TengdaHan / DPC

Video Representation Learning by Dense Predictive Coding. Tengda Han, Weidi Xie, Andrew Zisserman.
MIT License
251 stars 34 forks source link

Possible reasons for loss function not going down #7

Closed sarimmehdi closed 4 years ago

sarimmehdi commented 4 years ago

Hello. I am using your network for self-supervision representation on the kitti dataset. Even after 22 epochs the loss function and top1 accuracy barely change. What possible reasons could explain this?

TengdaHan commented 4 years ago

What downstream tasks are you trying to do on Kitti?

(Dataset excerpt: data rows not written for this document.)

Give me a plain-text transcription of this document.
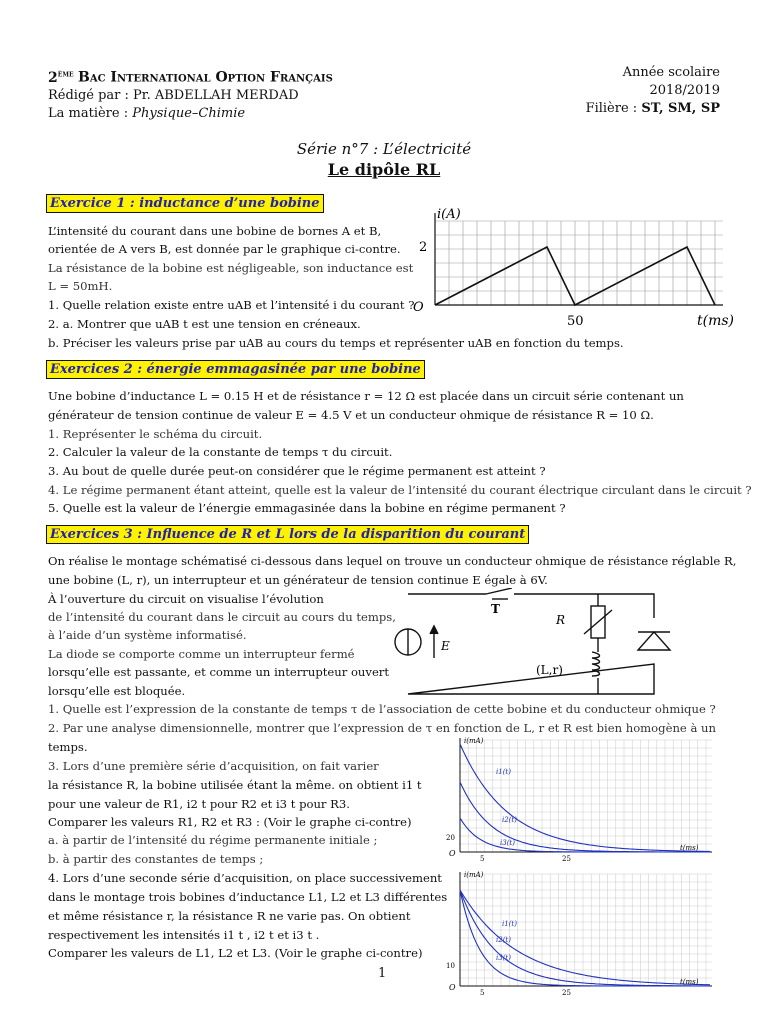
2ème Bac International Option Français
Rédigé par : Pr. ABDELLAH MERDAD
La matière : Physique–Chimie
Année scolaire
2018/2019
Filière : ST, SM, SP
Série n°7 : L’électricité
Le dipôle RL
Exercice 1 : inductance d’une bobine
L’intensité du courant dans une bobine de bornes A et B,
orientée de A vers B, est donnée par le graphique ci-contre.
La résistance de la bobine est négligeable, son inductance est
L = 50mH.
1. Quelle relation existe entre uAB et l’intensité i du courant ?
2. a. Montrer que uAB t est une tension en créneaux.
b. Préciser les valeurs prise par uAB au cours du temps et représenter uAB en fonction du temps.
i(A)
2
O
50	t(ms)
Exercices 2 : énergie emmagasinée par une bobine
Une bobine d’inductance L = 0.15 H et de résistance r = 12 Ω est placée dans un circuit série contenant un
générateur de tension continue de valeur E = 4.5 V et un conducteur ohmique de résistance R = 10 Ω.
1. Représenter le schéma du circuit.
2. Calculer la valeur de la constante de temps τ du circuit.
3. Au bout de quelle durée peut-on considérer que le régime permanent est atteint ?
4. Le régime permanent étant atteint, quelle est la valeur de l’intensité du courant électrique circulant dans le circuit ?
5. Quelle est la valeur de l’énergie emmagasinée dans la bobine en régime permanent ?
Exercices 3 : Influence de R et L lors de la disparition du courant
On réalise le montage schématisé ci-dessous dans lequel on trouve un conducteur ohmique de résistance réglable R,
une bobine (L, r), un interrupteur et un générateur de tension continue E égale à 6V.
À l’ouverture du circuit on visualise l’évolution
de l’intensité du courant dans le circuit au cours du temps,
à l’aide d’un système informatisé.
La diode se comporte comme un interrupteur fermé
lorsqu’elle est passante, et comme un interrupteur ouvert
lorsqu’elle est bloquée.
1. Quelle est l’expression de la constante de temps τ de l’association de cette bobine et du conducteur ohmique ?
2. Par une analyse dimensionnelle, montrer que l’expression de τ en fonction de L, r et R est bien homogène à un
temps.
3. Lors d’une première série d’acquisition, on fait varier
la résistance R, la bobine utilisée étant la même. on obtient i1 t
pour une valeur de R1, i2 t pour R2 et i3 t pour R3.
Comparer les valeurs R1, R2 et R3 : (Voir le graphe ci-contre)
a. à partir de l’intensité du régime permanente initiale ;
b. à partir des constantes de temps ;
4. Lors d’une seconde série d’acquisition, on place successivement
dans le montage trois bobines d’inductance L1, L2 et L3 différentes
et même résistance r, la résistance R ne varie pas. On obtient
respectivement les intensités i1 t , i2 t et i3 t .
Comparer les valeurs de L1, L2 et L3. (Voir le graphe ci-contre)
T
R
(L,r)
E
i(mA)
i1(t)
i2(t)
i3(t)
20
O
5	25
t(ms)
i(mA)
i1(t)
i2(t)
i3(t)
10
O
5	25
t(ms)
1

sarimmehdi commented 4 years ago

My idea is to extract features from the first N frames and then concatenate those features (after pooling and fully connected layer) with the corresponding bounding box encoded features (these are obviously extracted using a traditional encoder RNN framework and not yours) before sending them at each time step of a decoder to predict bounding box coordinates

sarimmehdi commented 4 years ago
sarimmehdi commented 4 years ago

I tried changing many hyperparameters like learning rate and weight decay (increased and decreased both of them). Total images in my training set are 5400 and 2160 in the validation set. With a batch size of 16, that is not so many image sequences to train with, especially with num_seq set to 8 and seq_len set to 5 (I also tried with 3).

I noticed that no matter how much I change the hyperparameters, the loss function gets to 3.8 and the top1 accuracy gets to 0.220 within the first 10 epochs and after that, there is little to no change whatsoever. In fact, I waited around for 300 epochs but the loss and top1 accuracy stayed the same right till the end.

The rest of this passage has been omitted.